CHP Genel Sekreteri Önder Sav’ın partideki makam odasında bir merkez valisi ile yaptığı görüşmede geçen diyalogların tutanak halinde Vakit gazetesinde yayımlanması ve bunun yol açtığı siyasi gelişmeler, son dönemin en önemli skandallarından biri olarak kayda geçecektir. CHP, görüşmenin basına yansımasından sonra hemen sert bir dille AKP’ye yüklenmiş, siyasal iktidarın devlet imkânlarını kullanarak parti genel merkezini […]
CHP Genel Sekreteri Önder Sav’ın partideki makam odasında bir merkez valisi ile yaptığı görüşmede geçen diyalogların tutanak halinde Vakit gazetesinde yayımlanması ve bunun yol açtığı siyasi gelişmeler, son dönemin en önemli skandallarından biri olarak kayda geçecektir.
CHP, görüşmenin basına yansımasından sonra hemen sert bir dille AKP’ye yüklenmiş, siyasal iktidarın devlet imkânlarını kullanarak parti genel merkezini dinlettiğini ileri sürmüştür.
Milliyet, geçen cuma günü yayımladığı başyazısında, CHP’nin suçlamalarına yer verirken, Emniyet kaynaklarının “konuşmanın Sav’ı telefonla arayan Vakit gazetesi yazarı tarafından gizlice kaydedildiği” yolunda verdiği bilgiyi hatırlatarak, ikinci bir olasılığa da işaret etmişti.
Başyazımız, “Bu olay aydınlatılmadığı ve sorumlular cezalandırılmadığı sürece gündemi kaplayan tedirginliğin ortadan kalkmayacağı aşikârdır” diye bitiyordu.
* * *
Olayın aydınlanması için çok beklemek gerekmemiştir.

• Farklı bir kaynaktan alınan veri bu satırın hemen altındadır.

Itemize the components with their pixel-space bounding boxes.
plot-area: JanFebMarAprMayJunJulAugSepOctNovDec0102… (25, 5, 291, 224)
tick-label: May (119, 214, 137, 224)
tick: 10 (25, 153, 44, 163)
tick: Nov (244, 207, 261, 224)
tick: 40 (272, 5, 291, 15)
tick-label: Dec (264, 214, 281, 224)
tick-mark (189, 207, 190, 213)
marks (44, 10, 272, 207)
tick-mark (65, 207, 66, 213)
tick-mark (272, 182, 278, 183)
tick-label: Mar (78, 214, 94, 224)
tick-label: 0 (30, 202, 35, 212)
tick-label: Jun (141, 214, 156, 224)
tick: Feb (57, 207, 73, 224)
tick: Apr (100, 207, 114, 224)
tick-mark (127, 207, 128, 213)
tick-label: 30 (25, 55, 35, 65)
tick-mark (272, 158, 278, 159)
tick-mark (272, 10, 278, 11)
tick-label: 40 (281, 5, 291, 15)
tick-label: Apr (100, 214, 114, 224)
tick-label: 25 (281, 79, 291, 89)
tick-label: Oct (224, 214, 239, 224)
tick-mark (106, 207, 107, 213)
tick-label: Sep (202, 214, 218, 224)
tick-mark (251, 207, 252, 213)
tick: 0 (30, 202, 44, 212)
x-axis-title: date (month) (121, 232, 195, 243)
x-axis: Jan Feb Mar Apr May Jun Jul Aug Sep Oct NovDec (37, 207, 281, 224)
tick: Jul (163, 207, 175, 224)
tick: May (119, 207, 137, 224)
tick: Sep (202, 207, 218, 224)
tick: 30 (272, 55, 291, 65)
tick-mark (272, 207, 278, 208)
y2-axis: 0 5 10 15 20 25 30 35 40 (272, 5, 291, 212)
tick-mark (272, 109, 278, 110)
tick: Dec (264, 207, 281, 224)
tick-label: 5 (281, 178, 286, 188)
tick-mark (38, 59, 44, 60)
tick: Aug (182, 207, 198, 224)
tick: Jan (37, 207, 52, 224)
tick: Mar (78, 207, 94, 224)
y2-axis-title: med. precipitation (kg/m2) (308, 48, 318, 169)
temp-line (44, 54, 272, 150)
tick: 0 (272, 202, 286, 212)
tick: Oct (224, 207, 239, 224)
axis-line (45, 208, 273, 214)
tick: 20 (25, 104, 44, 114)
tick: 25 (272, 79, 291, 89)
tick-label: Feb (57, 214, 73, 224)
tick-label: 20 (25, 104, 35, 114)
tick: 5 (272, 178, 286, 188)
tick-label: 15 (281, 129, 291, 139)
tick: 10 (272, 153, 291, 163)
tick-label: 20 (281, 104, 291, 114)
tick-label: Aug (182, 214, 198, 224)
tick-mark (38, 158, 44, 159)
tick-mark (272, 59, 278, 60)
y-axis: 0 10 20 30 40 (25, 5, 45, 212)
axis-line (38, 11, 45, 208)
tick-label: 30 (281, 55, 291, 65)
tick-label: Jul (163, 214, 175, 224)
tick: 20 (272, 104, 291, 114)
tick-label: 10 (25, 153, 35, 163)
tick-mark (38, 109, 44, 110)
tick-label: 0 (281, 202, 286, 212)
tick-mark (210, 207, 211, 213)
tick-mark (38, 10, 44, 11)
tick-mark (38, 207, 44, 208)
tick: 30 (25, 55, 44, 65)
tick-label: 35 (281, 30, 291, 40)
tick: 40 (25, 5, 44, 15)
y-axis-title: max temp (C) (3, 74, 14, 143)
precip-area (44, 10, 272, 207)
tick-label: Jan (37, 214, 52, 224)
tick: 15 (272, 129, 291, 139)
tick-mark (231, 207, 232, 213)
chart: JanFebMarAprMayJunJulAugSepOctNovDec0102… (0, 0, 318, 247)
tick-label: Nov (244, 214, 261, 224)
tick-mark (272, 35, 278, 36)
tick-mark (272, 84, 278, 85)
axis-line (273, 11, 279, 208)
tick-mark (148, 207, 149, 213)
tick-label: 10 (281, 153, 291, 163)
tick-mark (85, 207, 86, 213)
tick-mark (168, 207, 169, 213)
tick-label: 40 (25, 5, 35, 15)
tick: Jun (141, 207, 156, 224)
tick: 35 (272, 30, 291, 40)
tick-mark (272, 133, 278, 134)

Ortaya çıkan gerçekler hükümet üzerindeki şüpheleri dağıtmış, dinleme fiilinin sorumluluğunun doğrudan Vakit gazetesinde olduğu anlaşılmıştır.
CHP, Türk Ceza Kanunu’nun ilgili maddelerine atıf yaparak savcılığa suç duyurusunda bulunmuştur. Bundan sonrasında Türk yargısının Vakit gazetesinin bu davranışı hakkında vereceği hükmü beklemek durumundayız.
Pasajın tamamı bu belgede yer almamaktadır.